Doris Day, the singer, actress and animal activist whose career began in the late 1930s when she sang for multiple big bands, died today in Carmel, Calif., of complications from pneumonia. She was 97.
Known for playing overly innocent roles in 1960s films, Day’s film career followed and then ran parallel with a singing career in which she was among America’s top draws.
Born Doris Kappelhoff, she started singing on radio and at nightclubs as a teenager in her native Ohio. At 17, she got her start with Bob Crosby before moving over to front Les Brown’s Band of Renown, where she recorded the classic “Sentimental Journey” for Columbia in 1945 and spent two years performing on Bob Hope’s radio show. She was especially popular with G.I.s during and after World War II.
When she left Brown’s band in 1946, Day was considered on the premier vocalists in the country and by 1967, she would record more than 650 songs.
Unhappy marriages, however, had her considering rejecting a life in the music business business and returning to Ohio when songwriter Sammy Cahn got her an audition for director Michael Curtiz for the film Romance on the High Seas. She got the part and began a film career that would include 39 pictures between 1948 and 1968, among them Young Man With a Horn, The Pajama Game, Pillow Talk and Please Don’t Eat the Daisies.
Day was very much a jazz singer in the 1940s but as her tandem singing and acting career took off, she would often sing more pop-oriented material in films that would be released in as singles. Romance on the High Seas yielded two hits, “It’s Magic” and “Love Somebody” in 1948; the Oscar-winning “Secret Love,” from 1953’s Calamity Jane, earned Day her fourth #1; and most famously, “Que Sera, Sera (Whatever Will Be, Will Be)”—also an Oscar winner—came from the 1956 Alfred Hitchcock film The Man Who Knew Too Much.
Day released 18 albums between 1949 and 1965. She returned to jazz singing on the 1962 album Duet with Andre Previn and his trio.

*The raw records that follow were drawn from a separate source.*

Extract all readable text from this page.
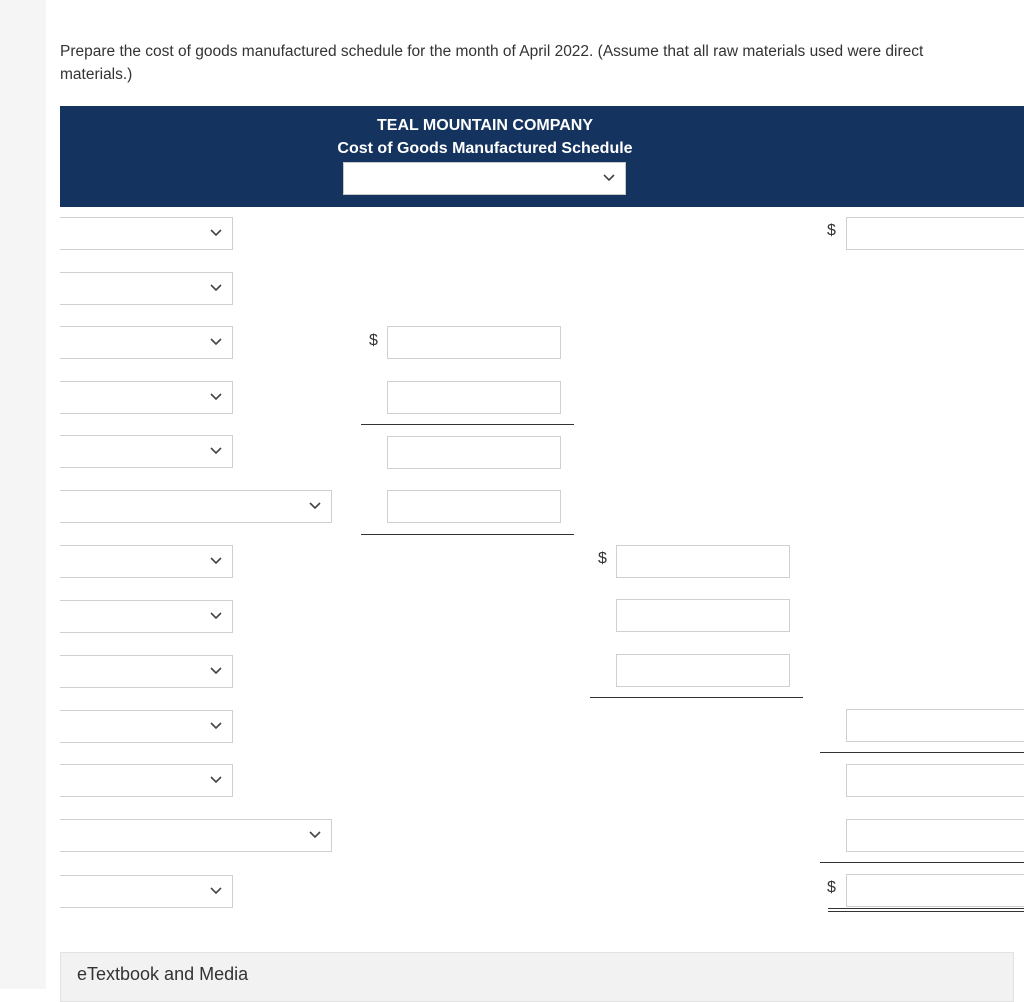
Prepare the cost of goods manufactured schedule for the month of April 2022. (Assume that all raw materials used were direct materials.)
TEAL MOUNTAIN COMPANY
Cost of Goods Manufactured Schedule
$
$
$
$
eTextbook and Media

“Throughout her illustrious career she recorded several hits, including the Grammy Hall of Fame-inducted songs ‘Que Sera, Sera (Whatever Will Be, Will Be)’ and "Secret Love," and was honored with the Recording Academy’'s Lifetime Achievement Award in 2008 for her significant impact on the music industry,” Recording Academy President/CEO Neil Portnow said. “Her infectious spirit and vibrant works of art have made a lasting impression worldwide. She will be missed, but her incredible legacy will live on forever.”
Her records were especially popular in the U.K. where “Secret Love” went to #1 in 1954 and spent 29 weeks on the singles chart, and “Que Sera, Sera (Whatever Will Be, Will Be)” topped the chart for six weeks in 1956. She had 15 Top 30 singles in Blighty.
When she released My Heart in 2011, it went to #9 in the U.K., making Day, then 89, the oldest singer to go Top 10 with an album of new recordings.
Day recorded for Columbia, did a radio show for CBS in 1952 and ’53, and made films for Warner Bros. until the mid-1950s, after which she alternated between dramatic roles and musicals for various studios.
At the dawn of the rock & roll era, Day was one of the top-earning—and among the highest paid—singers in the country. She topped various popularity polls between 1949 and 1958 as a singer, but her pull at the box office started to attract her attentions to film work.
She starred in The Doris Day Show beginning in 1968 and running for five seasons before retiring and moving to Carmel, Calif., where she started the Doris Day Animal Foundation.